A customer called to complain that the indexing times that they were seeing on an index rebuild were very high, which caused them issues. The customer was kind enough to actually provide us with a duplicate machine of their system, including duplicate data, which made the whole process so much easier. Unlike most scenarios where we have to poke the logs and debug endpoints to try to figure out what is going on in a production system that we can’t really touch without causing downtime, here we had complete freedom of action during the investigation.
The database in question is in the many tens of GB in size, and like most production databases it has its own... gravity, shall we say? Unlike a test data set where you can do something over the entire set and get immediate returns, here the problem often was that to reproduce the issue we would have to start the action and wait for ten or twenty minutes for it to pick up steam and actually start exhibiting the problem. But being able to actually run those tests repeatedly was very valuable in both narrowing down on exactly what was going on and how to resolve it.
The problem boiled down to an issue with how we were handling document prefetching. Before I get down into the details of that, let me explain what prefetching is.
Quite a lot of RavenDB code is concerned with reducing the time a request has to spend waiting for I/O. In particular, creation of a new index requires us to read all the documents in the database so we can index them. On large databases, that can mean that we need to read tens of GBs (and on very large databases, running an index that cover half a TB is very likely) from disk, index them, then write the index results to disk again.
Initially (as in, five or six years ago), we wrote the indexing code like so:
- Load a batch of documents
- Index those documents
- Write them to disk
The problem is that this kind of code is very simple an easy to understand, but it also results in spending a lot of time:
- Waiting for load documents (no CPU usage)
- Indexing documents (CPU usage)
- Waiting to write to disk (no CPU usage)
So a lot of the time was spent just waiting for I/O. Time that could have been much better spent doing something useful.
Because of that, we introduced the idea of prefetching. Basically, whenever we finish loading stuff from disk, we also immediately start a background task that will read the next batch of documents. The idea is that while we are indexing / writing the index results to disk, we’ll load the next batch of documents to memory, and we’ll have them immediately available to the indexing code, so we’ll have to do less waiting and we get the benefit of parallel I/O and execution.
This is a really high level overview of what is going on there, of course, and we need to balance quite a few competing concerns (memory, I/O pipeline size, I/O speed, other work being done, CPU utilization, etc, etc).
The problem in this case was that the customer in question had the following pattern of documents:
Our code mostly assumes that you have a roughly uniform distribution of document sizes. Given the distribution above, assume we have a batch size of 2.
We’ll read the first two documents (taking 25Kb), and then start indexing them. At this time we start loading the next 2 documents. But the msgs/4 document is large, so it takes time to load which means that indexing is now stalled on I/O.
Since the bigger documents tended to be toward the end (later documents tend to be bigger), it means that our heuristics about the data kept misleading us. To make things worse, we actually do care about the size of the documents that we load, so instead of indexing the documents in big batches, those big documents would cause I/O stalls, and then cause us to send much smaller batches to the indexes. That means that we have a lot more indexing batches and a lot more I/O stalls.
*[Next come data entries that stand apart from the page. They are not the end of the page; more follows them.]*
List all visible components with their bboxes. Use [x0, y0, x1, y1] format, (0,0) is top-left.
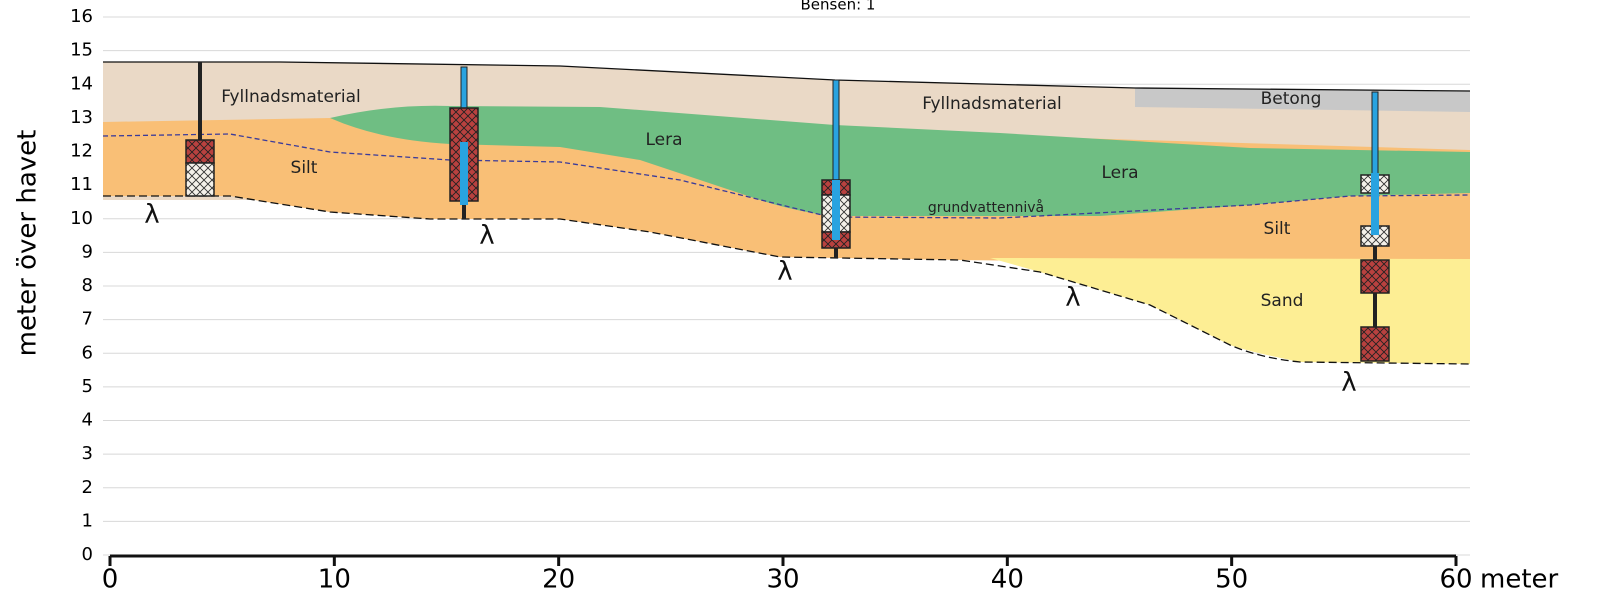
screen [1371, 173, 1379, 235]
y-tick-label: 1 [82, 510, 93, 531]
screen [832, 180, 840, 240]
marker: λ [144, 200, 159, 230]
marker: λ [1341, 368, 1356, 398]
marker: λ [777, 257, 792, 287]
sample-box [1360, 259, 1390, 294]
bedrock-line [103, 195, 1471, 365]
groundwater-line [102, 133, 1471, 219]
layer-label: Fyllnadsmaterial [221, 87, 361, 107]
y-axis-title: meter över havet [13, 130, 43, 357]
y-tick-label: 13 [70, 107, 93, 128]
y-tick-label: 0 [82, 544, 93, 565]
y-tick-label: 6 [82, 342, 93, 363]
layer-label: Fyllnadsmaterial [922, 94, 1062, 114]
x-tick-label: 60 [1439, 565, 1472, 595]
x-tick-label: 50 [1215, 565, 1248, 595]
y-tick-label: 5 [82, 376, 93, 397]
layer-label: grundvattennivå [928, 199, 1044, 216]
y-tick-label: 14 [70, 73, 93, 94]
sample-box [185, 139, 215, 164]
layer-label: Silt [1264, 219, 1291, 239]
marker: λ [479, 221, 494, 251]
layer-label: Sand [1261, 291, 1304, 311]
sand-layer [990, 258, 1470, 364]
y-tick-label: 3 [82, 443, 93, 464]
pipe [832, 79, 840, 181]
chart-title: Bensen: 1 [801, 0, 876, 14]
marker: λ [1065, 283, 1080, 313]
x-tick-label: 10 [318, 565, 351, 595]
layer-label: Lera [1101, 163, 1138, 183]
pipe [460, 66, 468, 109]
x-tick-label: 20 [542, 565, 575, 595]
x-tick-label: 40 [991, 565, 1024, 595]
y-tick-label: 4 [82, 410, 93, 431]
clay-layer [330, 105, 1470, 216]
y-tick-label: 10 [70, 208, 93, 229]
pipe [1371, 91, 1379, 176]
concrete-layer [1135, 88, 1470, 112]
layer-label: Silt [291, 158, 318, 178]
x-tick-label: 30 [766, 565, 799, 595]
layer-label: Betong [1261, 89, 1322, 109]
y-tick-label: 15 [70, 40, 93, 61]
sample-box [1360, 326, 1390, 362]
y-tick-label: 11 [70, 174, 93, 195]
y-tick-label: 16 [70, 6, 93, 27]
sample-box [185, 162, 215, 197]
y-tick-label: 8 [82, 275, 93, 296]
y-tick-label: 7 [82, 309, 93, 330]
surface-line [103, 61, 1471, 92]
y-tick-label: 12 [70, 141, 93, 162]
x-tick-label: 0 [102, 565, 119, 595]
boreholes [185, 62, 1390, 362]
layers [102, 61, 1471, 365]
y-tick-label: 9 [82, 241, 93, 262]
layer-label: Lera [645, 130, 682, 150]
x-axis-title: meter [1480, 565, 1559, 595]
y-tick-label: 2 [82, 477, 93, 498]
screen [460, 142, 468, 205]
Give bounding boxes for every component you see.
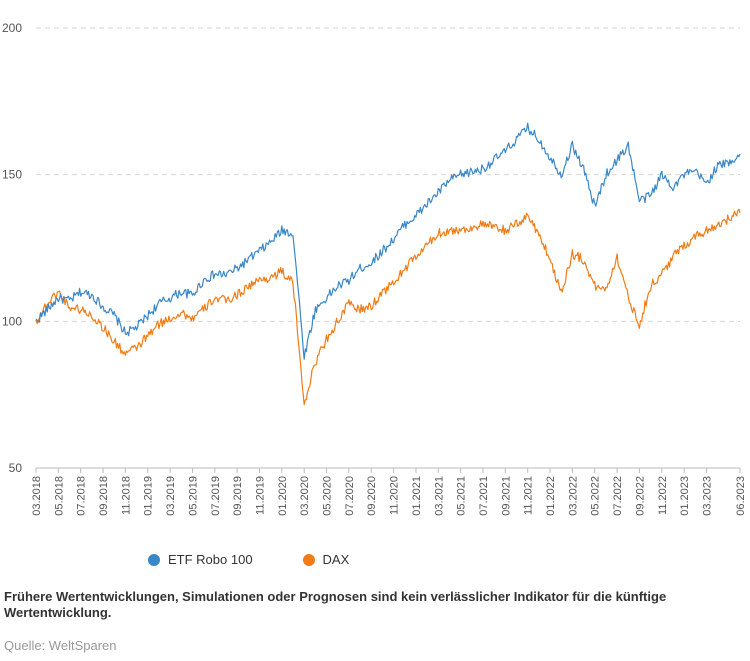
legend-marker-etf-robo-100 [148,553,160,566]
x-tick-label: 05.2022 [590,476,602,516]
x-tick-label: 11.2020 [389,476,401,515]
x-tick-label: 03.2021 [433,476,445,516]
x-tick-label: 07.2018 [76,476,88,516]
x-tick-label: 09.2018 [98,476,110,516]
x-tick-label: 07.2019 [210,476,222,516]
x-tick-label: 05.2020 [322,476,334,516]
x-tick-label: 11.2022 [657,476,669,515]
x-tick-label: 11.2021 [523,476,535,515]
legend-marker-dax [302,553,315,566]
x-tick-label: 01.2022 [545,476,557,516]
x-tick-label: 03.2022 [567,476,579,516]
x-axis: 03.2018 05.2018 07.2018 09.2018 11.2018 01.20… [31,467,747,516]
x-tick-label: 03.2023 [701,476,713,516]
x-tick-label: 01.2019 [143,476,155,516]
x-tick-label: 06.2023 [735,476,747,516]
legend-label-dax: DAX [322,552,350,567]
x-tick-label: 05.2019 [187,476,199,516]
y-tick-label-150: 150 [2,168,22,182]
x-tick-label: 07.2021 [478,476,490,516]
x-tick-label: 09.2020 [366,476,378,516]
x-tick-label: 01.2020 [277,476,289,516]
series-line-etf-robo-100 [35,122,741,360]
legend-label-etf-robo-100: ETF Robo 100 [168,552,253,567]
x-tick-label: 11.2018 [120,476,132,515]
y-tick-label-200: 200 [2,21,22,35]
x-tick-label: 03.2019 [165,476,177,516]
x-tick-label: 05.2021 [456,476,468,516]
x-tick-label: 09.2022 [634,476,646,516]
x-tick-label: 01.2023 [679,476,691,516]
grid-layer [36,27,740,322]
y-tick-label-100: 100 [2,314,22,328]
x-tick-label: 03.2018 [31,476,43,516]
x-tick-label: 09.2019 [232,476,244,516]
x-tick-label: 03.2020 [299,476,311,516]
x-tick-label: 05.2018 [53,476,65,516]
x-tick-label: 01.2021 [411,476,423,516]
legend-item-etf-robo-100[interactable]: ETF Robo 100 [148,552,253,567]
legend-item-dax[interactable]: DAX [302,552,350,567]
x-tick-label: 11.2019 [254,476,266,515]
series-layer [35,122,741,406]
series-line-dax [35,208,741,406]
line-chart: 50 100 150 200 03.2018 05.2018 07.2018 09.2018… [2,21,747,516]
y-axis: 50 100 150 200 [2,21,22,475]
disclaimer-text: Frühere Wertentwicklungen, Simulationen … [4,589,667,620]
x-tick-label: 09.2021 [500,476,512,516]
source-text: Quelle: WeltSparen [4,638,117,653]
legend: ETF Robo 100 DAX [148,552,349,567]
x-tick-label: 07.2022 [612,476,624,516]
x-tick-label: 07.2020 [344,476,356,516]
y-tick-label-50: 50 [9,461,23,475]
The solution was to allow the prefetching code to give the indexes “whatever I have on hand,” and then continue with prefetching the additional documents while the indexes are working. It means more batches, but far less time waiting for the documents to be loaded from disk.
Another change we did was to parallelize the I/O further. When we notice that we get into this kind of situation, instead of firing off a single background task to load the next document batch we are actually going to spin off multiple prefetching tasks to load the next few batches in parallel. That means that we put more load on the I/O system, which on cloud machines is actually a good thing (shallow but wide I/O behavior).
Here the ability to actually test those changes on a real system was invaluable. Our initial attempt was a bit too active and actually placed serious I/O strain on the system because we would try to make a lot of parallel reads for a lot of data at the same time. The implementation that we ended up with knows to scale the amount of pressure we put on the I/O system based on the actual system we use, the (current) I/O throughput we see, the document sizes in recent history, etc.
The end result is that we were able to shave about 20% – 25% of the indexing time under those conditions, and keep the system alive and functioning while we are doing so.
We also introduced the customer to the side by side, which allows them to deploy indexes in production without any interruption in service while the indexing is rebuilding.